Nightly Horror: An Interview with Gwendolyn Kiste
I was asked recently by Acep Hale, a contributor to Lovecraft eZine, to provide a definition of quiet horror. Here is what the ol’ brainpan came up with:
Quiet horror is that abandoned farm house at the end of the country road, the one you’ve returned to again and again, attracted by its grotesque beauty, its dilapidation, its mystery. It fills you with wonder, and most of the time you’re not entirely certain why. And that’s okay. The unknowns in life make things interesting, prod the imagination into fashioning the subtle horrors it so often seeks.
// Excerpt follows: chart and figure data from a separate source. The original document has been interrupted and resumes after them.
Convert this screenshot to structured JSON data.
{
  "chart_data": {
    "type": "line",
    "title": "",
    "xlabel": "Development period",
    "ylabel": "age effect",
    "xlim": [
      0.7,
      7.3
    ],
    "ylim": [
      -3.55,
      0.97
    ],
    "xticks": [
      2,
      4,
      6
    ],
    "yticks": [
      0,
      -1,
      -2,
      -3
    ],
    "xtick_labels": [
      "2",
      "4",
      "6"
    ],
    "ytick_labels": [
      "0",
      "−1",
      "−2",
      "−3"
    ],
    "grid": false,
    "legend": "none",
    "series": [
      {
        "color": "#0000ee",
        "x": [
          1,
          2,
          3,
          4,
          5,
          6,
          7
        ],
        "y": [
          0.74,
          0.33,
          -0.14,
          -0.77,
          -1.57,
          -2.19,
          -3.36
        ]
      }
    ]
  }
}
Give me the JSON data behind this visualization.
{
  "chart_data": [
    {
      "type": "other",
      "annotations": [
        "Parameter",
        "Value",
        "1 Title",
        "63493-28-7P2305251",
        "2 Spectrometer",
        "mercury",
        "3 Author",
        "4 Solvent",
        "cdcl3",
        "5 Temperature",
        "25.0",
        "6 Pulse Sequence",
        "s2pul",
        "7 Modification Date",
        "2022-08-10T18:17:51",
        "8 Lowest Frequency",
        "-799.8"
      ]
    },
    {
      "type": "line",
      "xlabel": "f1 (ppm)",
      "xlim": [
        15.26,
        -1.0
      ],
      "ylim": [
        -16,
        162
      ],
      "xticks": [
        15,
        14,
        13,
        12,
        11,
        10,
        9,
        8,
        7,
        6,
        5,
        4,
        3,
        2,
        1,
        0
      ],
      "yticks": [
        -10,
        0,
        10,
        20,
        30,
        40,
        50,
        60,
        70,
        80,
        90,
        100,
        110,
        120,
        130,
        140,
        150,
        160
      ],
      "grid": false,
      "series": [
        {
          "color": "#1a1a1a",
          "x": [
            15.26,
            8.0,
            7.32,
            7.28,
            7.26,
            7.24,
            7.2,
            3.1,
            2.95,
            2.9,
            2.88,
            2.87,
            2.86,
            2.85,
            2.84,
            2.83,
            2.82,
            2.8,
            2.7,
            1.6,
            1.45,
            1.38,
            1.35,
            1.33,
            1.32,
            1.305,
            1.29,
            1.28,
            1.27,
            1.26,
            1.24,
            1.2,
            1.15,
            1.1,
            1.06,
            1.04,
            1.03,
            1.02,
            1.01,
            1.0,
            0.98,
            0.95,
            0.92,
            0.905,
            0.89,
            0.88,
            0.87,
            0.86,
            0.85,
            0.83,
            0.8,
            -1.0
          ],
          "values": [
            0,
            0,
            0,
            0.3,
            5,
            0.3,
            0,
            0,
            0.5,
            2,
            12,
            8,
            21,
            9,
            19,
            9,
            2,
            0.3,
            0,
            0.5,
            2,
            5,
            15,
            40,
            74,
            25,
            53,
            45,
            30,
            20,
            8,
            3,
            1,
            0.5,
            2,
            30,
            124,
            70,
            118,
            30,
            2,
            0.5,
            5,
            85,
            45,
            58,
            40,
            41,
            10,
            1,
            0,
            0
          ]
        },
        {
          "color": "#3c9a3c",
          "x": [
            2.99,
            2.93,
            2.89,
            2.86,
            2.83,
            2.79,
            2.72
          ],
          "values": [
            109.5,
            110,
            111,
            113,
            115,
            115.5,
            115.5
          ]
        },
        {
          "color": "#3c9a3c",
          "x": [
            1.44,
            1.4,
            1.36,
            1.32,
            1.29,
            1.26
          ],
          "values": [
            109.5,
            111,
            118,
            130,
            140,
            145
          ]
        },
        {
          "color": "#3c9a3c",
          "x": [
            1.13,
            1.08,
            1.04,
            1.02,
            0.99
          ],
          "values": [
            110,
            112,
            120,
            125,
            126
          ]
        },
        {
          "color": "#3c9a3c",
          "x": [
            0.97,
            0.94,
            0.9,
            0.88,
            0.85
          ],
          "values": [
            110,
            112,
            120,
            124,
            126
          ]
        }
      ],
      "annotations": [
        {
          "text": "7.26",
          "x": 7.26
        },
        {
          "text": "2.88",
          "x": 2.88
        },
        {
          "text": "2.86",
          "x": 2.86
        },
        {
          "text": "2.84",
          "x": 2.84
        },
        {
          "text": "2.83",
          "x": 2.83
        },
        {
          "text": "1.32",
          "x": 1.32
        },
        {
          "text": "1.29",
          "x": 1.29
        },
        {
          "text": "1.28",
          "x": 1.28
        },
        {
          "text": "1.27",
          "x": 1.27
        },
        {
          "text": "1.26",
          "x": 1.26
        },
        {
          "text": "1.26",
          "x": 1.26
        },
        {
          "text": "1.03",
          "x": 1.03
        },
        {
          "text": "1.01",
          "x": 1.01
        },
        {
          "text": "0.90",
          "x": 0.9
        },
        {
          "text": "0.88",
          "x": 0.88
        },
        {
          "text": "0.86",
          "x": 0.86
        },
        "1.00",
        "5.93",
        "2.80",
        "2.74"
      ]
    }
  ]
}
You’ve snapped dozens of photos of the derelict structure, not only of its exterior but the interior as well, a select portion of which now reside along your apartment wall in sleek obsidian frames. The bustling metropolis outside your bay window is another kind of horror, more visceral, more in-your-face, brimming with not-always-wanted noise. But there is escape. You need only return to that spectral wall and gaze at the subtle, dreamlike images you have captured, experiencing that quiet and satisfying thrill yet again. The solitude of open space and the broken bit of mystery which lies upon it—a sensation and an image which linger long and challenge easy resolution.
Be sure to give the full article a look-see, as it contains four additional (and perhaps more illuminating) write-ups of quiet horror.
Nightscript received a bit of praise recently from legendary editor Ellen Datlow in her long-running Best Horror of the Year series: “Nightscript I: An Anthology of Strange and Darksome Tales is a very promising anthology debut of what’s intended to be an annual, with content along the lines of New Genre and Supernatural Tales magazines. The first volume has twenty stories. There are notable ones by Patricia Lillie, Daniel Mills, David Surface, Charles Wilkinson, Clint Smith, Damien Angelica Walters, Ralph Robert Moore, and John Claude Smith.”